Cuando cumplió cincuenta y dos años mi madre le regaló un casco con linterna que había conseguido gracias al novio minero de una sirvienta que teníamos, Xosefa, que era asturiana. Por si se cae de la biblioteca, mejor que lleve casco, decía mi madre, y además, que los cascos de minero tienen luz y le vendrá bien para leer. El caso es que mi padre empezó a ir a desayunar cada mañana con su libro y su casco para leer un poco también mientras se tomaba su café con leche. Mis hermanos y yo nos reíamos, pero nuestra madre empezaba a hartarse de su propia broma y se quejaba amargamente de que Aurelio, mi padre, había descubierto que era un complemento muy útil para leer en la cama, de modo que a la hora de acostarse, salía del cuarto de baño en pijama  y batín, e  iba a su biblioteca a tomar un libro y su casco de minero y con ambos volvía y se metía en la cama. Xosefa le guiñaba el ojo a mi madre:

-Señora, qué afortunada, no sabe usted lo que es un minero… Con todo respeto, otras querrían. Qué gran pareja hacen, tan guapos los dos: la embajadora y el minero.

-¡Xosefa!

Mi madre no sabía qué cara poner. Quería por un lado ser tolerante y moderna pero por otro ser precisamente eso, la embajadora, y no entrar al trapo en según qué tipo de bromas.

-¡Xosefa, qué lengua tenemos!

Cuando llegaba el embajador, Xosefa salía solícita a preguntarle si podía servirle una copa o si necesitaba alguna cosa, pero mi padre le contestaba siempre que no quería nada, le daba las gracias y le daba un beso a mi madre. Entonces Xosefa salía de la escena tarareando el «Soy minero», como Antonio Molina.

-Aurelio, debes devolver ese casco al novio de Xosefa. Aquí hay un cachondeo a costa del casquito que tienes que cortar de raíz.

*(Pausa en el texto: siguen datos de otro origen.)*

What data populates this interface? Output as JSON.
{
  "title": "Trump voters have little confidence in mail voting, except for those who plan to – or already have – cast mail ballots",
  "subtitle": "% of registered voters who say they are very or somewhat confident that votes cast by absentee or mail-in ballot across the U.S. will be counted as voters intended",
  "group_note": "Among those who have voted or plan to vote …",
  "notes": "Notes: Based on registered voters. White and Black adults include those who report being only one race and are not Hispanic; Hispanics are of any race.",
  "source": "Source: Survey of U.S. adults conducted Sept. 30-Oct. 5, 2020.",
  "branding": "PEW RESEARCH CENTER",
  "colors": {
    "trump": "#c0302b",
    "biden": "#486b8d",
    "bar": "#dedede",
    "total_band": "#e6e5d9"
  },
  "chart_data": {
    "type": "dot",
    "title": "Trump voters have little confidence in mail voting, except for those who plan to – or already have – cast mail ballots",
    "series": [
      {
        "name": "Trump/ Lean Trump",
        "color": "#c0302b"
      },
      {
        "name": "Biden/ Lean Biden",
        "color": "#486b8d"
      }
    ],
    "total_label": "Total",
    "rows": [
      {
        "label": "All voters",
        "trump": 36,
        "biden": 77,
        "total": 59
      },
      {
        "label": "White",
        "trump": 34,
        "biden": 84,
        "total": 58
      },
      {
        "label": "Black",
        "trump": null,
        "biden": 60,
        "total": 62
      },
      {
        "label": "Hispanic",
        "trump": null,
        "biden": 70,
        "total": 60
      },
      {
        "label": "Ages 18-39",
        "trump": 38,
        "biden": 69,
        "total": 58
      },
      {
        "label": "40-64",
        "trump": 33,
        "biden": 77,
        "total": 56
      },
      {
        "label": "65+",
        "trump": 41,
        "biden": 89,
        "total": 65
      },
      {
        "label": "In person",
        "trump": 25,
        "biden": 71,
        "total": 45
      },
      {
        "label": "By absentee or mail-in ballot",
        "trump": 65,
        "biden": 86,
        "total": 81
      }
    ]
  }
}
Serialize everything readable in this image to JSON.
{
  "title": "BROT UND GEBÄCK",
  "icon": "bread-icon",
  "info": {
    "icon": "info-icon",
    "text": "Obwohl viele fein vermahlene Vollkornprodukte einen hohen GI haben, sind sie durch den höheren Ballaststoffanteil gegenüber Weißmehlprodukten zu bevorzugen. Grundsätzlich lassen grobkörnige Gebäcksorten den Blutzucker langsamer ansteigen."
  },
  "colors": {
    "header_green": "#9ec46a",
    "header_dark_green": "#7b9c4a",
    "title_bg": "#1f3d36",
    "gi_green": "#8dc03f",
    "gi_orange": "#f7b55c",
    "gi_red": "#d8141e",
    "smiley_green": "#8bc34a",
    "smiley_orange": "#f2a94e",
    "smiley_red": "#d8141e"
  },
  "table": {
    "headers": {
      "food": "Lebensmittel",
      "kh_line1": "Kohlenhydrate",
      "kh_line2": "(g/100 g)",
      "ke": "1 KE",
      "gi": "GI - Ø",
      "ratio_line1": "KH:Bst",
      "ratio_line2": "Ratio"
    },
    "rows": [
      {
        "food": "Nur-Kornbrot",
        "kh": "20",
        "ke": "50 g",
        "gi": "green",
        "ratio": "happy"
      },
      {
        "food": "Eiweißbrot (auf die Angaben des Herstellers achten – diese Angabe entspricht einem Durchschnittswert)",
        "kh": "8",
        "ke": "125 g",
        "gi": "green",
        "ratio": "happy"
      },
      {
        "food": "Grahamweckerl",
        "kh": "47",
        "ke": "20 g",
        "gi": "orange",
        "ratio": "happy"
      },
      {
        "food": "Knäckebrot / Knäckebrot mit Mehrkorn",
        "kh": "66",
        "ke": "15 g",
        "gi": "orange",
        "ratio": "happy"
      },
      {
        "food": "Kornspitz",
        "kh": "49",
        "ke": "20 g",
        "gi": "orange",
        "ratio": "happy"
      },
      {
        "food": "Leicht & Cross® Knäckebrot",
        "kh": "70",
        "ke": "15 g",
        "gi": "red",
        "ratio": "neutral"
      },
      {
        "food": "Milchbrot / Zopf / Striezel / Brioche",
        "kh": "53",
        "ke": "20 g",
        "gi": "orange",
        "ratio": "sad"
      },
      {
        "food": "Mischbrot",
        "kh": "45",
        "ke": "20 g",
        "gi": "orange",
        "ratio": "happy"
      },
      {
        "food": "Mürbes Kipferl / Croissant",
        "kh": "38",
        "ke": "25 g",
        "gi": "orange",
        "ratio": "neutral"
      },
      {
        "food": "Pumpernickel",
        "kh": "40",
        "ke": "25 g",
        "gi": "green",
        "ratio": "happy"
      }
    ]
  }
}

-No te preocupes, cariño. Voy a poner unos focos estupendos para poder leer allí, que…

MI madre le cortó.

-¿Por qué tienes que poner luces de lectura ahí? ¿No puedes leer en un sillón, como todo el mundo hace? Eso de leer subido a un palo será normal en la «República de Bimbo», que es el eslabón perdido, pero aquí no leemos colgados de los árboles.

-Estás equivocada, cariño. En la tribu de Bimbo, es muy cierto que se suben mucho a los árboles, pero nunca leen allí ni en ninguna otra parte, ya que la mayoría no saben leer.

Mis hermanos, Xosefa  y yo nos moríamos de risa. Sin embargo, mi padre puso una iluminación magnífica «para poder ver bien y no para ponerme a leer», decía el embajador, pero Xosefa no aceptó que le devolvieran el casco de su novio.

Poco a poco, no. Muy rápidamente la asturiana les tomó  medida a mis padres. Xosefa le llevaba siempre algún tentenpié a mitad de mañana.

-Déjemelo sobre ese escritorio, por favor, Xosefa.

Pero se distraía con sus libros y al final todo se le quedaba frío. Hasta que Xosefa, con sus carcajadas, decidió inventar una bandeja para don Aurelio, que pudiera colgarse en lo alto de la boiserie. Esto lo hizo con uno colgadores de camisas, unas pinzas de tender la ropa y una bandeja de las medidas adecuadas que logró encajar en el triángulo de las perchas. El invento era bien antiestético, pero funcionó.

-Mire, don Aurelio, lo que se me ha ocurrido para que pueda almorzar sin bajar de su biblioteca.

Mi padre lo probó y… ¡Era muy cómodo!

-Xosefa, yo no miento nunca y menos a mi esposa. Pero  si no me pregunta si lo ha hecho usted no se lo diré, ya que no creo que le guste su idea. Sin embargo, yo la encuentro muy interesante. Gracias, Xosefa, siga usted con ese ingenio tan particular.